WPP shareholders today told chief executive Sir Martin Sorrell that they were less than impressed with his £70m pay package, with 33.45 per cent choosing to vote against it.
Although the majority of investors still chose to wave through boardroom pay at the advertising giant, the proportion voting against is still up on last year, when some 20 per cent voted down pay.
The vote is also non-binding, meaning the Sorrell will have still taken home his £70.4m pay, including a £62.7m long-term bonus, regardless of the outcome.

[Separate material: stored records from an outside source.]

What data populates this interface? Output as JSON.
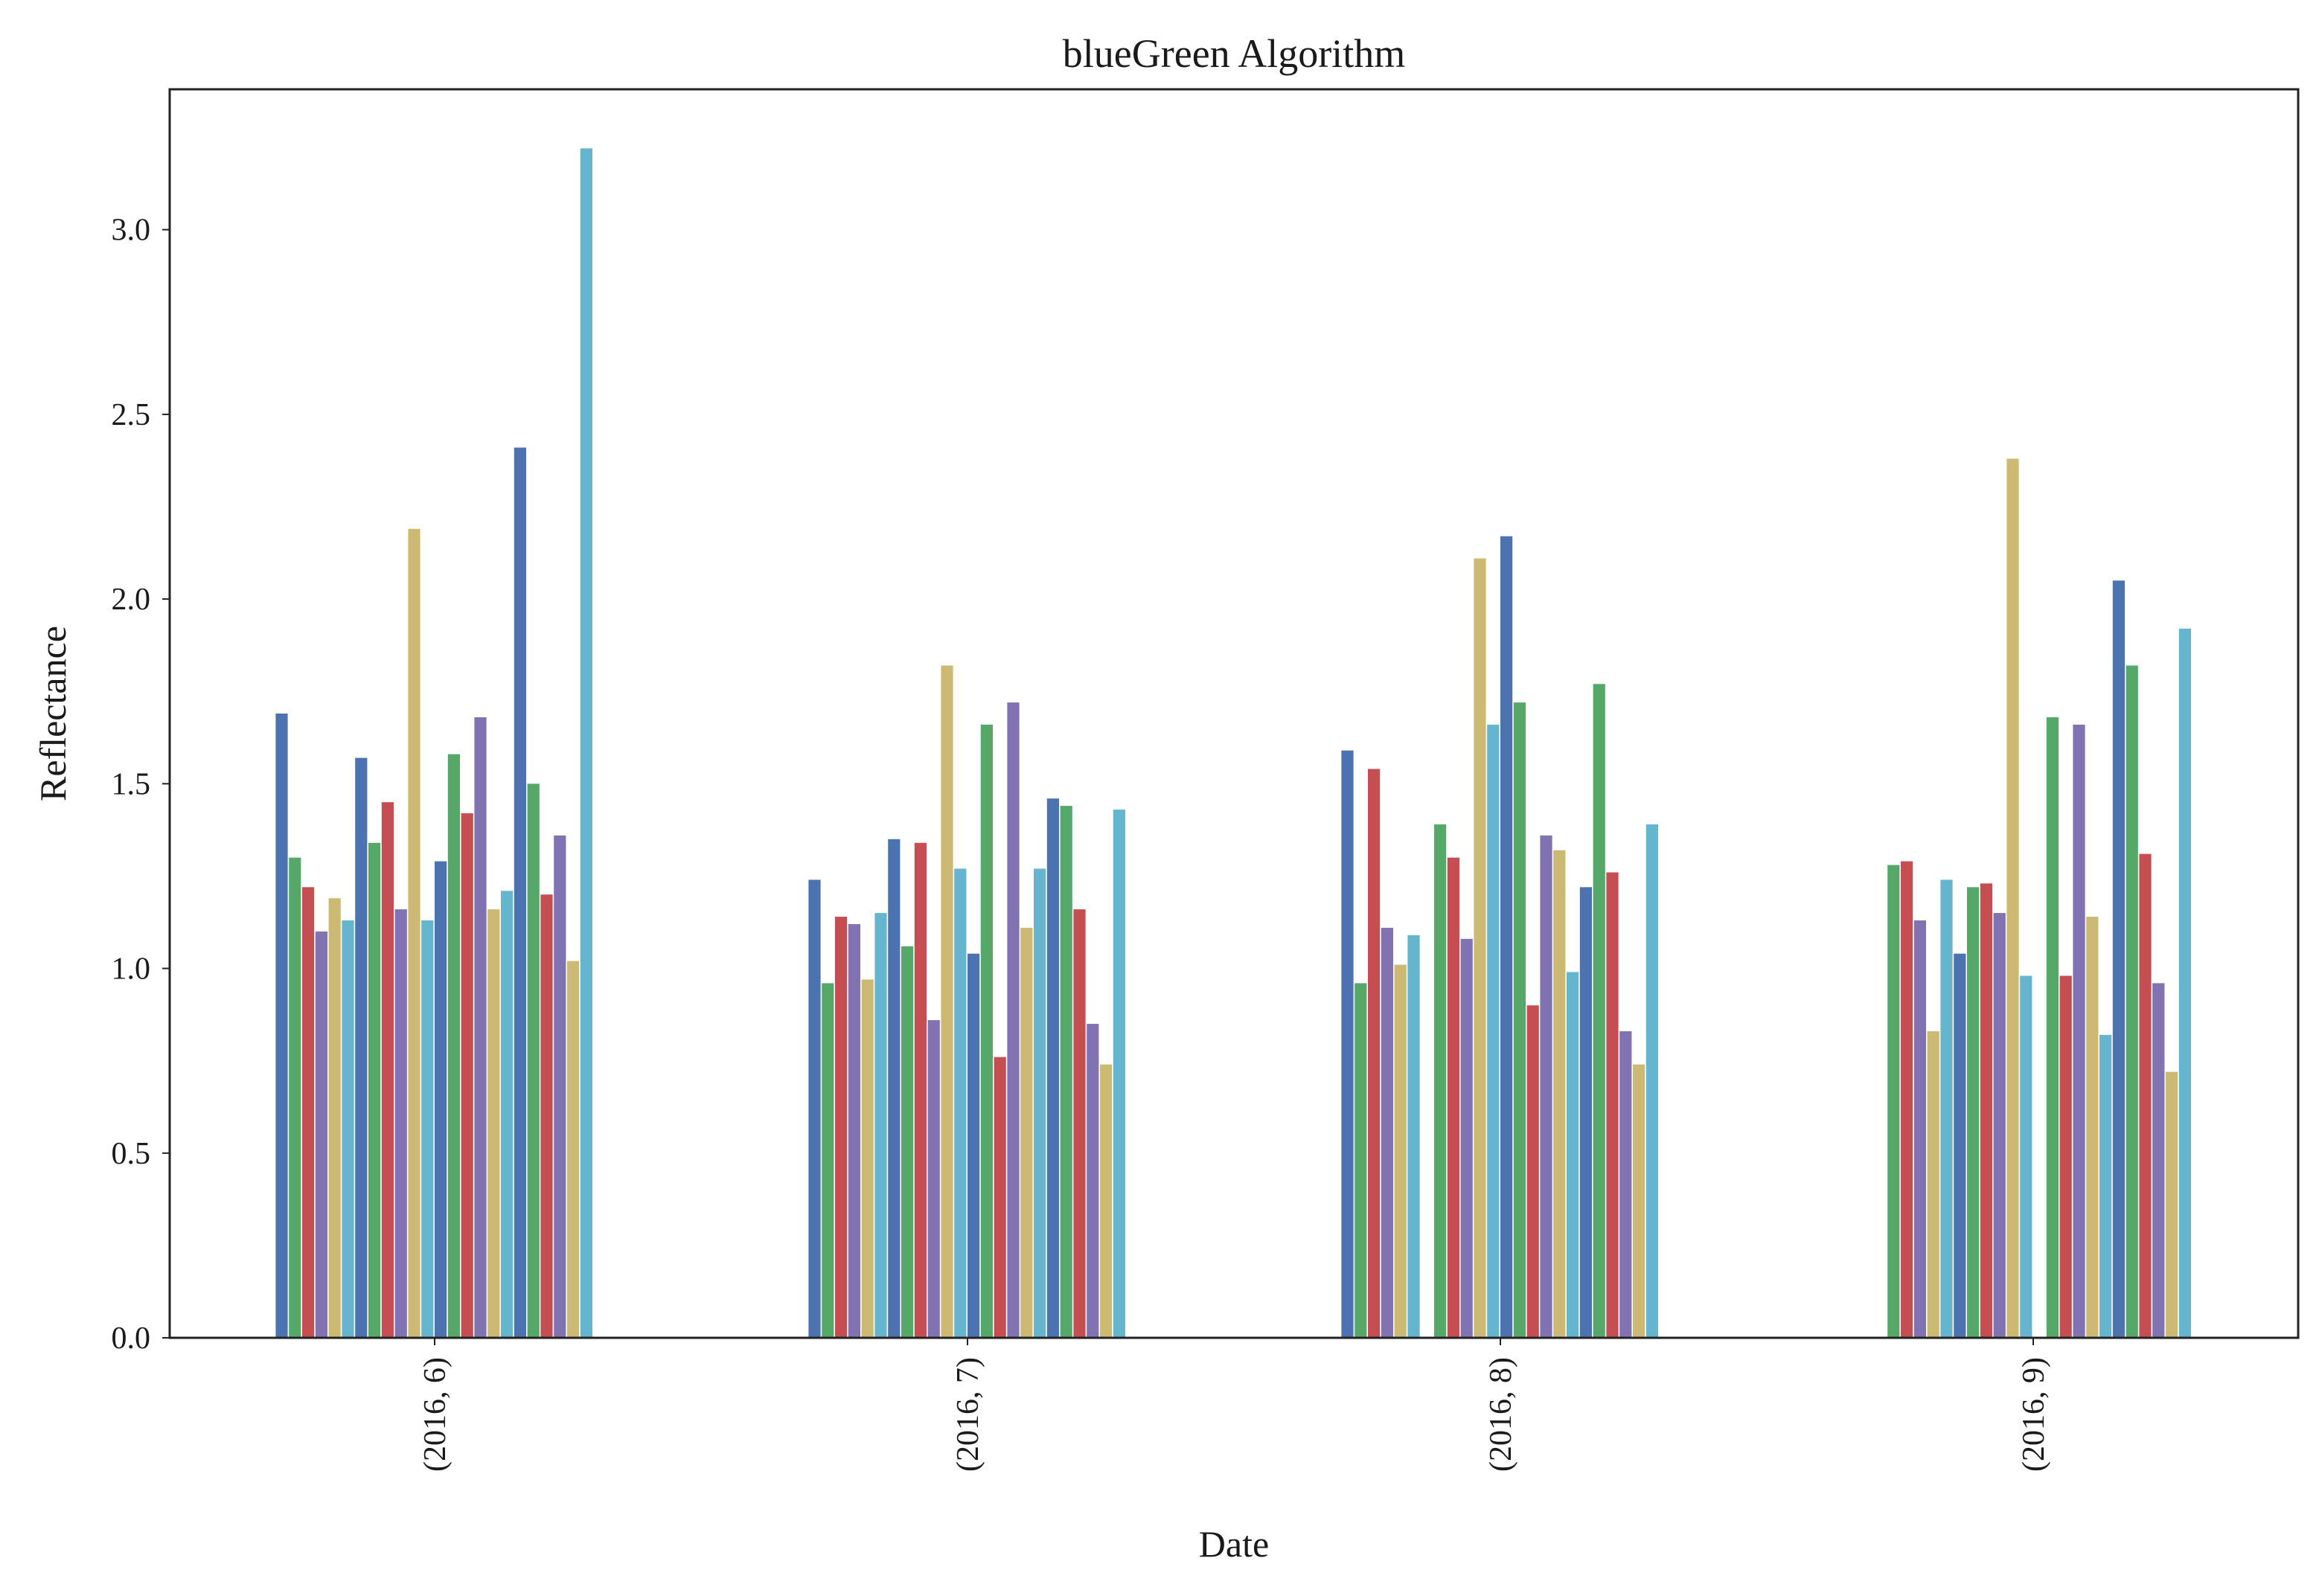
{
  "chart_data": {
    "type": "bar",
    "title": "blueGreen Algorithm",
    "xlabel": "Date",
    "ylabel": "Reflectance",
    "ylim": [
      0,
      3.38
    ],
    "yticks": [
      "0.0",
      "0.5",
      "1.0",
      "1.5",
      "2.0",
      "2.5",
      "3.0"
    ],
    "grid": false,
    "legend": "none",
    "categories": [
      "(2016, 6)",
      "(2016, 7)",
      "(2016, 8)",
      "(2016, 9)"
    ],
    "colors": [
      "#4c72b0",
      "#55a868",
      "#c44e52",
      "#8172b2",
      "#ccb974",
      "#64b5cd"
    ],
    "series": [
      {
        "values": [
          1.69,
          1.24,
          1.59,
          0.0
        ]
      },
      {
        "values": [
          1.3,
          0.96,
          0.96,
          1.28
        ]
      },
      {
        "values": [
          1.22,
          1.14,
          1.54,
          1.29
        ]
      },
      {
        "values": [
          1.1,
          1.12,
          1.11,
          1.13
        ]
      },
      {
        "values": [
          1.19,
          0.97,
          1.01,
          0.83
        ]
      },
      {
        "values": [
          1.13,
          1.15,
          1.09,
          1.24
        ]
      },
      {
        "values": [
          1.57,
          1.35,
          0.0,
          1.04
        ]
      },
      {
        "values": [
          1.34,
          1.06,
          1.39,
          1.22
        ]
      },
      {
        "values": [
          1.45,
          1.34,
          1.3,
          1.23
        ]
      },
      {
        "values": [
          1.16,
          0.86,
          1.08,
          1.15
        ]
      },
      {
        "values": [
          2.19,
          1.82,
          2.11,
          2.38
        ]
      },
      {
        "values": [
          1.13,
          1.27,
          1.66,
          0.98
        ]
      },
      {
        "values": [
          1.29,
          1.04,
          2.17,
          0.0
        ]
      },
      {
        "values": [
          1.58,
          1.66,
          1.72,
          1.68
        ]
      },
      {
        "values": [
          1.42,
          0.76,
          0.9,
          0.98
        ]
      },
      {
        "values": [
          1.68,
          1.72,
          1.36,
          1.66
        ]
      },
      {
        "values": [
          1.16,
          1.11,
          1.32,
          1.14
        ]
      },
      {
        "values": [
          1.21,
          1.27,
          0.99,
          0.82
        ]
      },
      {
        "values": [
          2.41,
          1.46,
          1.22,
          2.05
        ]
      },
      {
        "values": [
          1.5,
          1.44,
          1.77,
          1.82
        ]
      },
      {
        "values": [
          1.2,
          1.16,
          1.26,
          1.31
        ]
      },
      {
        "values": [
          1.36,
          0.85,
          0.83,
          0.96
        ]
      },
      {
        "values": [
          1.02,
          0.74,
          0.74,
          0.72
        ]
      },
      {
        "values": [
          3.22,
          1.43,
          1.39,
          1.92
        ]
      }
    ]
  }
}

Prior to the AGM, a number of groups had spoken out to urge shareholders to vote against the pay deal, including the Local Authority Pension Fund Forum, ShareSoc and Pensions & Investment Research Consultants, which is better known as Pirc.
Speaking at the AGM, Euan Stirling, head of stewardship at Standard Life Investments, which holds just shy of 17m shares in the company, said it had voted against Sorrell's pay on the grounds that it suspected it was "more than would be required to recruit, retain or motivate even someone with the redoubtable talents of Sorrell".
Mike Fox, head of sustainable investments at Royal London Asset Management, explained that his firm had voted against the pay packet because "£62.7m of the overall £70m is due to the positive performance of the company’s shares compared to their peer group and this particular award system was closed in 2012.
"We are part of a collaborative engagement project with other large shareholders talking to WPP on issues such as pay, succession planning and other corporate governance arrangements."
Meanwhile, commenting ahead of the vote, Dr Hans-Christoph Hirt, co-head of Hermes EOS, said: "We are highly uncomfortable with the 2015 quantum, not least in light of our historic concerns about board composition and the remuneration committee's apparent lack of vigour and stress-testing when the legacy plan was devised."
Hermes EOS represents around 1.2 per cent of WPP shareholders.
Perhaps preempting some anger from shareholders, WPP's annual report read: "While the value of Sir Martin Sorrell’s award is very large, it was the result of an outstanding set of returns to share owners."
Read more: Why revolts are not just for shareholders
Sorrell himself has previously come across as quite relaxed about the vote. In an interview with the Press Association in April, he said:
We have shareholder votes every year. It is what it is. Shareholders will decide. It's very democratic. We're always engaged with shareholders with anything and everything.
Sorrell is not the only chief executive to face the ire of the shareholders this AGM season. BP chief executive Bob Dudley saw his near £14m pay deal disapproved of in April, when 59.29 per cent of investors voted against the oil major's director's remuneration report.